AWeb 3.5 APL Lite Beta released : Comment 78 of 82ANN.lu
Posted by greenboy on 24-Jun-2004 13:55 GMT
In reply to Comment 77 (Raffaele):
Yeah. And there's a guy who is writing an arexx script that'll turn CED into a full-blown Office Suite. Haven't heard from him for about five years though ; }
AWeb 3.5 APL Lite Beta released : Comment 79 of 82ANN.lu
Posted by Nate Downes on 24-Jun-2004 15:41 GMT
In reply to Comment 78 (greenboy):
He'll have it done in "2 more weeks(tm)".
AWeb 3.5 APL Lite Beta released : Comment 80 of 82ANN.lu
Posted by Anonymous on 24-Jun-2004 23:22 GMT
AWeb doesn't even seem to support cookies very well...
But it does make for the best gopher browser for the Amiga :)
AWeb 3.5 APL Lite Beta released : Comment 81 of 82ANN.lu
Posted by Henrik Mikael Kristensen on 25-Jun-2004 11:25 GMT
In reply to Comment 77 (Raffaele):
Well, it's an idea, and I of course respect that. :-)

We even discussed such an option on the mailing list and found that implementing it will still require changes in the engine and the process of implementing a CSS interpreter in ARexx is probably close to being as complex as doing the real thing, but would just run 10 times slower.

Even when looking at equivalent features from HTML and CSS, those in CSS have greater granularity and subfeatures in for example fonts.
And the only parts of CSS that are barely copyable in HTML are fonts and background colors.
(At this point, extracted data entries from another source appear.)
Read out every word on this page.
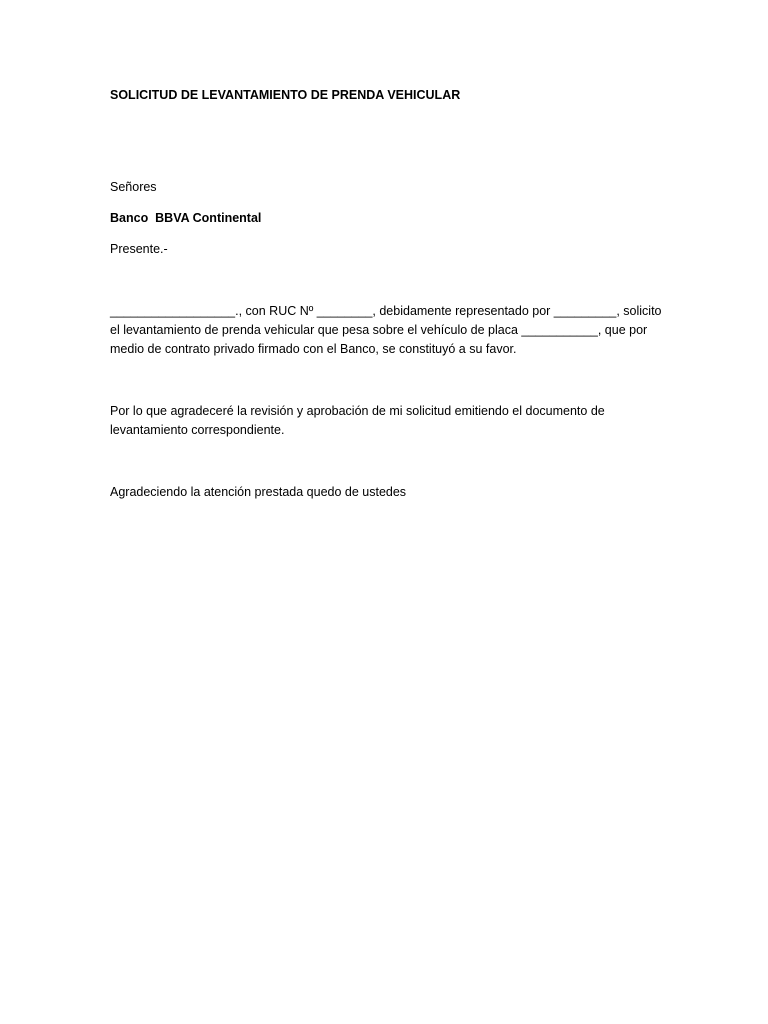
SOLICITUD DE LEVANTAMIENTO DE PRENDA VEHICULAR

Señores

Banco  BBVA Continental

Presente.-

__________________., con RUC Nº ________, debidamente representado por _________, solicito
el levantamiento de prenda vehicular que pesa sobre el vehículo de placa ___________, que por
medio de contrato privado firmado con el Banco, se constituyó a su favor.
Por lo que agradeceré la revisión y aprobación de mi solicitud emitiendo el documento de
levantamiento correspondiente.

Agradeciendo la atención prestada quedo de ustedes
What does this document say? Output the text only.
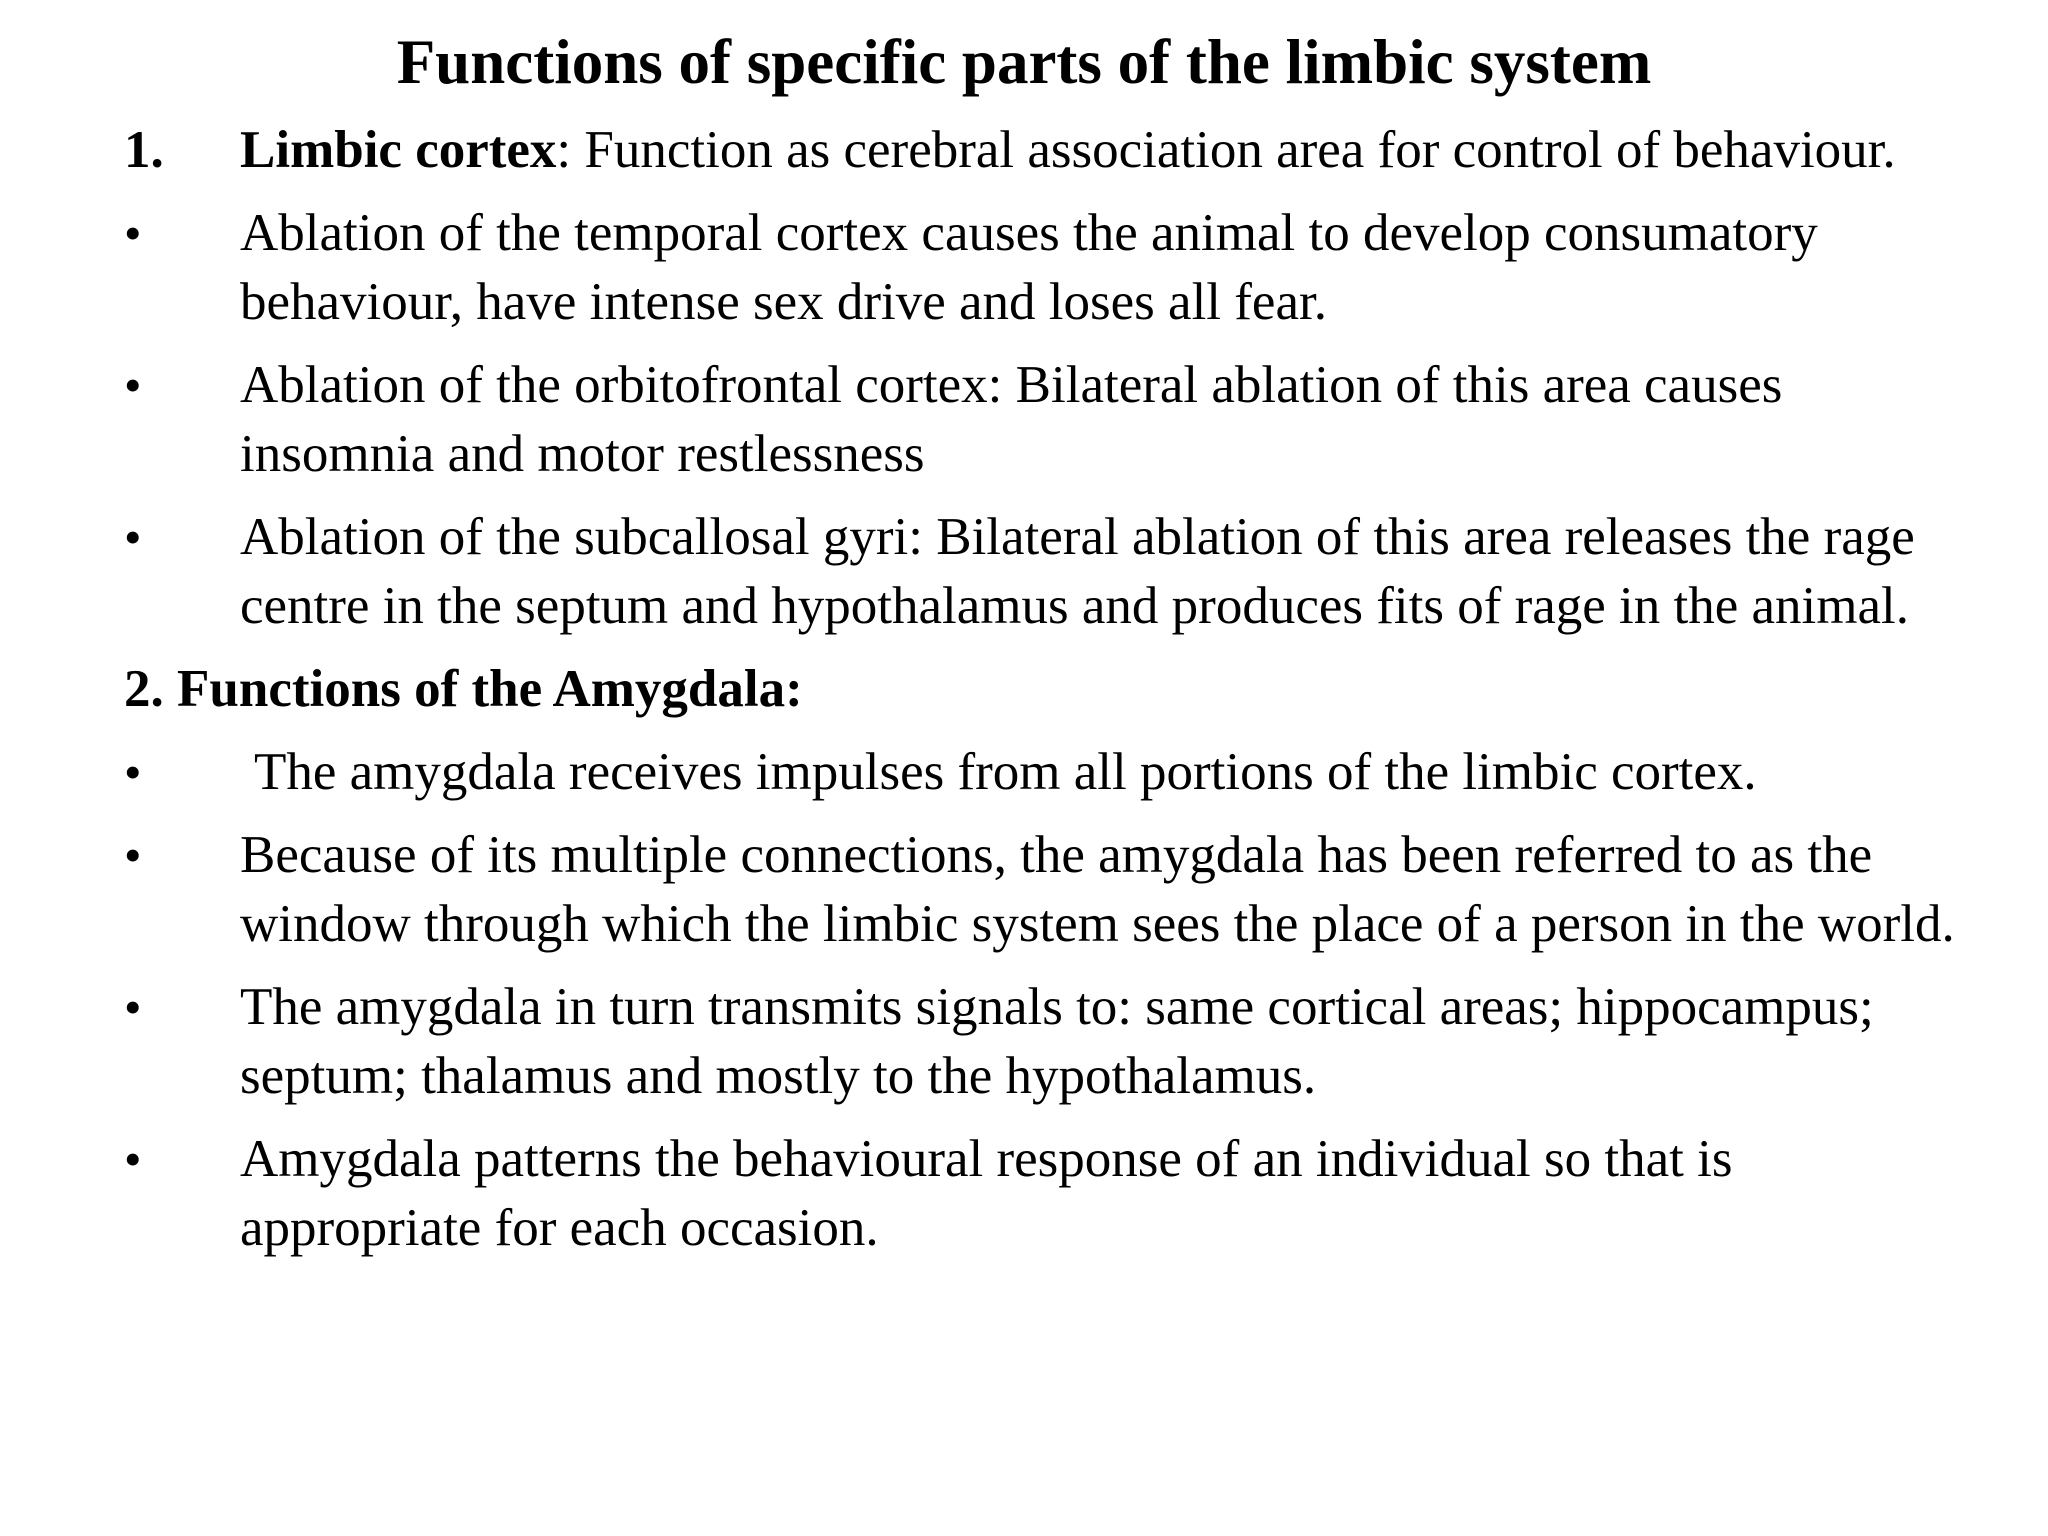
Functions of specific parts of the limbic system
1.	Limbic cortex: Function as cerebral association area for control of behaviour.
•	Ablation of the temporal cortex causes the animal to develop consumatory behaviour, have intense sex drive and loses all fear.
•	Ablation of the orbitofrontal cortex: Bilateral ablation of this area causes insomnia and motor restlessness
•	Ablation of the subcallosal gyri: Bilateral ablation of this area releases the rage centre in the septum and hypothalamus and produces fits of rage in the animal.
2. Functions of the Amygdala:
•	The amygdala receives impulses from all portions of the limbic cortex.
•	Because of its multiple connections, the amygdala has been referred to as the window through which the limbic system sees the place of a person in the world.
•	The amygdala in turn transmits signals to: same cortical areas; hippocampus; septum; thalamus and mostly to the hypothalamus.
•	Amygdala patterns the behavioural response of an individual so that is appropriate for each occasion.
Barely. And people rarely use CSS for those two things alone.

The bottom line is, even if you try, it's not likely that AWeb will be able to display faked CSS pages even close to W3C standards without actually modifying the engine. I wouldn't use a browser that spends 10-15 seconds to produce a half-assed CSS lookalike page. No. :-)

Granted, we could do like Microsoft and support a limited subset of CSS1 (just even more limited), but AWeb would not be a browser you would base your CSS code on.

Still, you're welcome to give it a go, if you think it's possible to do this. We'll gladly accept your code and include it in the AWeb distribution if it actually works.
AWeb 3.5 APL Lite Beta released : Comment 82 of 82ANN.lu
Posted by Henrik Mikael Kristensen on 25-Jun-2004 11:35 GMT
In reply to Comment 80 (Anonymous):
Cookies are terribly broken in AWeb. We're still trying to figure out what the bugs actually are. :-)

As for Gopher, this was improved by someone who actually hosts a Gopher site. He was annoyed by the lack of features, submitted a few patches and they were included after inspection and tests.

It's an example of how you can help change single things you are annoyed with in AWeb, but aren't necessarily a part of what is planned by the main developers of AWeb.